Can someone explain this..
$$P(v)=\frac{\beta}{\eta}\intop_{0}^{v}\left(\frac{v}{\eta}\right)^{\beta-1}\exp\left(-\left(\frac{v}{\eta}\right)^{\beta}\right)dv=\intop_{0}^{x}e^{-x}dx\hphantom{}\; where\phantom{\:}x=\left(\frac{v}{\eta}\right)^{\beta}$$

Thanks !

2. Mar 20, 2010

### Galileo

It just seems like a change of variable, but beware your notation.
In the first integral you use v both as the integration variable and in the upper limit of integration. In the second, x plays both those roles too.
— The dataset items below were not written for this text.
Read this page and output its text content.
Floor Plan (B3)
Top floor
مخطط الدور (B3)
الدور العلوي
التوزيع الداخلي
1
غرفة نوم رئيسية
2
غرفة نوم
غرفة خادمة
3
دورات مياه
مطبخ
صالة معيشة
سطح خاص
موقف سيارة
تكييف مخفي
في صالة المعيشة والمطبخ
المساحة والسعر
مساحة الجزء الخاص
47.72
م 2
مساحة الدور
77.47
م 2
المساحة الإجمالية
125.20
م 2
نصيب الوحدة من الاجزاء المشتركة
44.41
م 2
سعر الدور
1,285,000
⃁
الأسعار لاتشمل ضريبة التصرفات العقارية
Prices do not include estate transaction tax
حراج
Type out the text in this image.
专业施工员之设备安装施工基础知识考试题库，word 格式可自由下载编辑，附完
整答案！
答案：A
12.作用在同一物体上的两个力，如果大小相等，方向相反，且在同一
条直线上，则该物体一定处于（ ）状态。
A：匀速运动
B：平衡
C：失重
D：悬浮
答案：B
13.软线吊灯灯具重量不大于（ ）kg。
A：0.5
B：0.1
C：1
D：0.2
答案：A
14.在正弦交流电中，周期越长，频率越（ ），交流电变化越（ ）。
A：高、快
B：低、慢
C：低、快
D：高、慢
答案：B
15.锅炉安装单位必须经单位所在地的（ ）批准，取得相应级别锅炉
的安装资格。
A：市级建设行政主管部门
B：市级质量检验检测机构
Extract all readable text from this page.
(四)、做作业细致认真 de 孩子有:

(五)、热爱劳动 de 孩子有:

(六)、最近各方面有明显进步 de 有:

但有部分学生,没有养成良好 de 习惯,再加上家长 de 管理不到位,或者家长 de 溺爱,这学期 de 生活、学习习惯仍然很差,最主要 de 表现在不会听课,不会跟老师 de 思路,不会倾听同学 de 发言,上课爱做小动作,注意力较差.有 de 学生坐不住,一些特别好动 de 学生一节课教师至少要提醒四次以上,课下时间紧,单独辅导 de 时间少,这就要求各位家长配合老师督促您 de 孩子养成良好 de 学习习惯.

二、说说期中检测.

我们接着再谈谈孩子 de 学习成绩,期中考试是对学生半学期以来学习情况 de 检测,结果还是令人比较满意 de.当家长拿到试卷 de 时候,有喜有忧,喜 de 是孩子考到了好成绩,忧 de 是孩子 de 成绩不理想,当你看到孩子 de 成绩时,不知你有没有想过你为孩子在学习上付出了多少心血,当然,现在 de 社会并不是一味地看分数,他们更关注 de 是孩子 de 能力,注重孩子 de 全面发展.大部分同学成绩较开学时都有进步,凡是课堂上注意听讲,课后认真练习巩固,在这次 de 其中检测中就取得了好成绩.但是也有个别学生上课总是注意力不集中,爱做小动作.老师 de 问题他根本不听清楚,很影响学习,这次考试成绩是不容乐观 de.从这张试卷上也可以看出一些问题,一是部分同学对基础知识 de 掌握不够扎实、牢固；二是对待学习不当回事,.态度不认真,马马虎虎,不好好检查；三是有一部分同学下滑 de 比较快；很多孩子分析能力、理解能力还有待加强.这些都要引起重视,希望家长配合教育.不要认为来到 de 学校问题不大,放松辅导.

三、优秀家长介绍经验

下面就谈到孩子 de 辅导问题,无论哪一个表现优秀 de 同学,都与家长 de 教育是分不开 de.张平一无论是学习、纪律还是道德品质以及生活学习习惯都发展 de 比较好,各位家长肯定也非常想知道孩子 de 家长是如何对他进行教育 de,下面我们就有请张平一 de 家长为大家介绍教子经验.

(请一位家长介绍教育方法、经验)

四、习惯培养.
This is confusing.
I'd call the integration variable v' in the first one, then just make a change of variable substitution.

3. Mar 20, 2010

### arildno

In line with Galileo's comment, this is how you should write it:
$$P(v)=\frac{\beta}{\eta}\intop_{0}^{v}\left(\frac{V}{\eta}\right)^{\beta-1}\exp\left(-\left(\frac{V}{\eta}\right)^{\beta}\right)dV=\intop_{0}^{x(v)}e^{-X}dX\hphantom{}\; where\phantom{\:}x(v)=\left(\frac{v}{\eta}\right)^{\beta}$$

4. Mar 20, 2010

Thanks !!